159. Santo Óleo
Josefa dormía esa madrugada con una sonrisa plácida coronando su cara. Antonio la había amado como nunca lo había logrado otra persona: cuidándola en cada mimo, en cada gesto cómplice, en cada placer deshecho. Cuando se amaba de verdad, pensaba ella en el duermevela, solo persigues el bien del otro. Y él la observaba sereno; escudriñando su piel curtida pero tersa y aterciopelada. Los primeros rayos del alba se colaron por una de las rendijas de la persiana entreabierta y descubrió el cuello desnudo de Josefa. Una gran cicatriz circundaba su garganta. Ella la había enmascarado hasta ahora con elegantes, finos y sutiles pañuelos que se habían convertido en un rasgo distintivo de su indumentaria. Para Antonio resultó tentador recorrer la herida con la yema de su dedo índice pero se contuvo porque un pálpito lo avisó de que era terreno prohibido.

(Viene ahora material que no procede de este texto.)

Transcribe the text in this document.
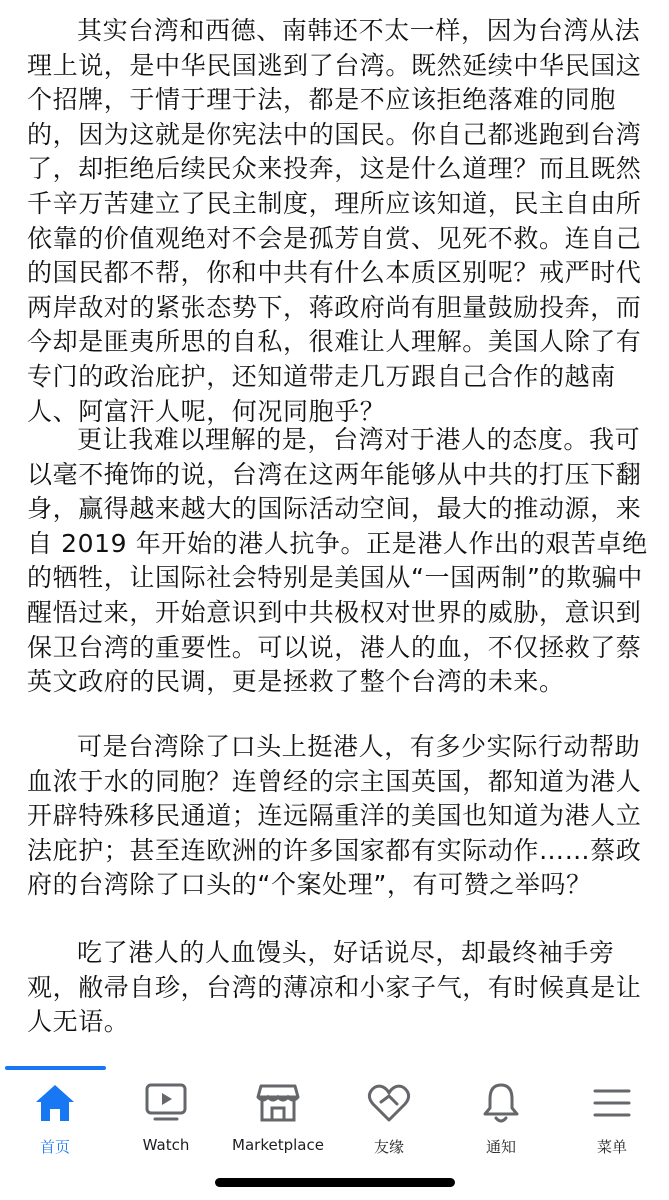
其实台湾和西德、南韩还不太一样，因为台湾从法理上说，是中华民国逃到了台湾。既然延续中华民国这个招牌，于情于理于法，都是不应该拒绝落难的同胞的，因为这就是你宪法中的国民。你自己都逃跑到台湾了，却拒绝后续民众来投奔，这是什么道理？而且既然千辛万苦建立了民主制度，理所应该知道，民主自由所依靠的价值观绝对不会是孤芳自赏、见死不救。连自己的国民都不帮，你和中共有什么本质区别呢？戒严时代两岸敌对的紧张态势下，蒋政府尚有胆量鼓励投奔，而今却是匪夷所思的自私，很难让人理解。美国人除了有专门的政治庇护，还知道带走几万跟自己合作的越南人、阿富汗人呢，何况同胞乎？

更让我难以理解的是，台湾对于港人的态度。我可以毫不掩饰的说，台湾在这两年能够从中共的打压下翻身，赢得越来越大的国际活动空间，最大的推动源，来自 2019 年开始的港人抗争。正是港人作出的艰苦卓绝的牺牲，让国际社会特别是美国从“一国两制”的欺骗中醒悟过来，开始意识到中共极权对世界的威胁，意识到保卫台湾的重要性。可以说，港人的血，不仅拯救了蔡英文政府的民调，更是拯救了整个台湾的未来。

可是台湾除了口头上挺港人，有多少实际行动帮助血浓于水的同胞？连曾经的宗主国英国，都知道为港人开辟特殊移民通道；连远隔重洋的美国也知道为港人立法庇护；甚至连欧洲的许多国家都有实际动作……蔡政府的台湾除了口头的“个案处理”，有可赞之举吗？

吃了港人的人血馒头，好话说尽，却最终袖手旁观，敝帚自珍，台湾的薄凉和小家子气，有时候真是让人无语。

首页	Watch	Marketplace	友缘	通知	菜单
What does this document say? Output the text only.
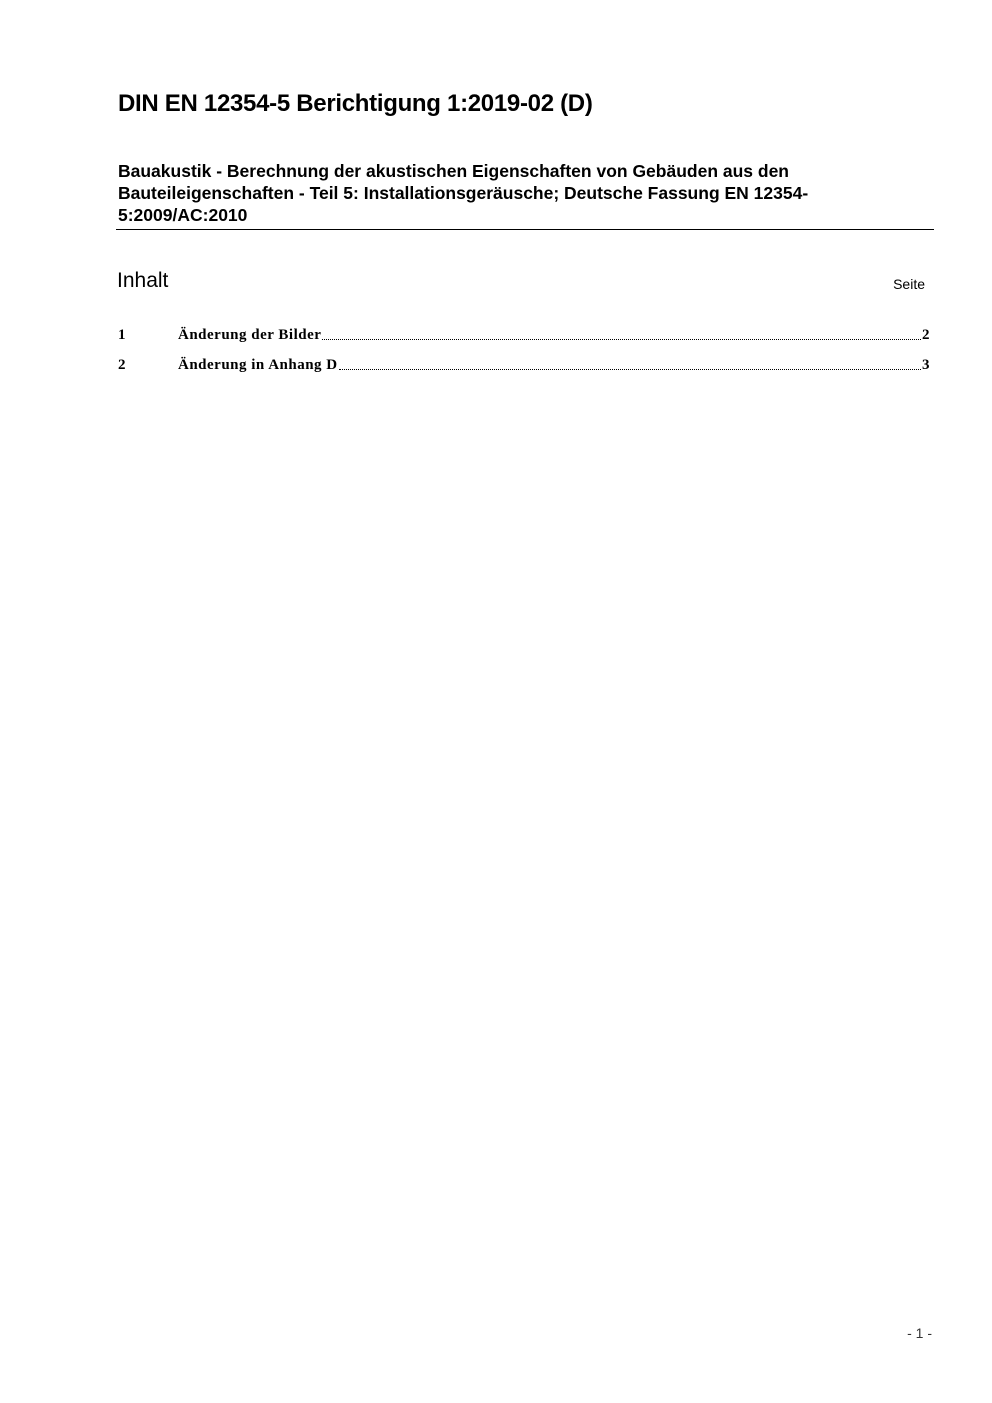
DIN EN 12354-5 Berichtigung 1:2019-02 (D)
Bauakustik - Berechnung der akustischen Eigenschaften von Gebäuden aus den
Bauteileigenschaften - Teil 5: Installationsgeräusche; Deutsche Fassung EN 12354-
5:2009/AC:2010
Inhalt	Seite
1	Änderung der Bilder	2
2	Änderung in Anhang D	3
- 1 -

Por la mañana, mientras desayunaban zumo de naranja y una contundente rebanada de pan con el denso AOVE de la casa, Antonio la asaltó:
—¿Operada de tiroides, verdad?
—¿Cómo? —respondió confusa Josefa.
—La cicatriz de tu garganta —insistió él.
—Sí, sí —titubeó Josefa, al tiempo que se le ruborizaba el rostro y los ojos se le tornaban vidriosos.
Apuró el zumo de naranja y espetó:
—Salgo ya que me espera Paco con los Jeep para la primera excursión.
Antonio lamentó su atrevimiento durante todo el día porque Josefa lo esquivó siempre que pudo. Se fustigaba porque desde que puso los pies en la almazara Santo Óleo la relación con su principal propietaria había pasado por la complicidad, la confianza, el respeto, la admiración, la cooperación y, últimamente, la magia. Ahora sentía que con solo una pregunta había traicionado un poco de todo esto.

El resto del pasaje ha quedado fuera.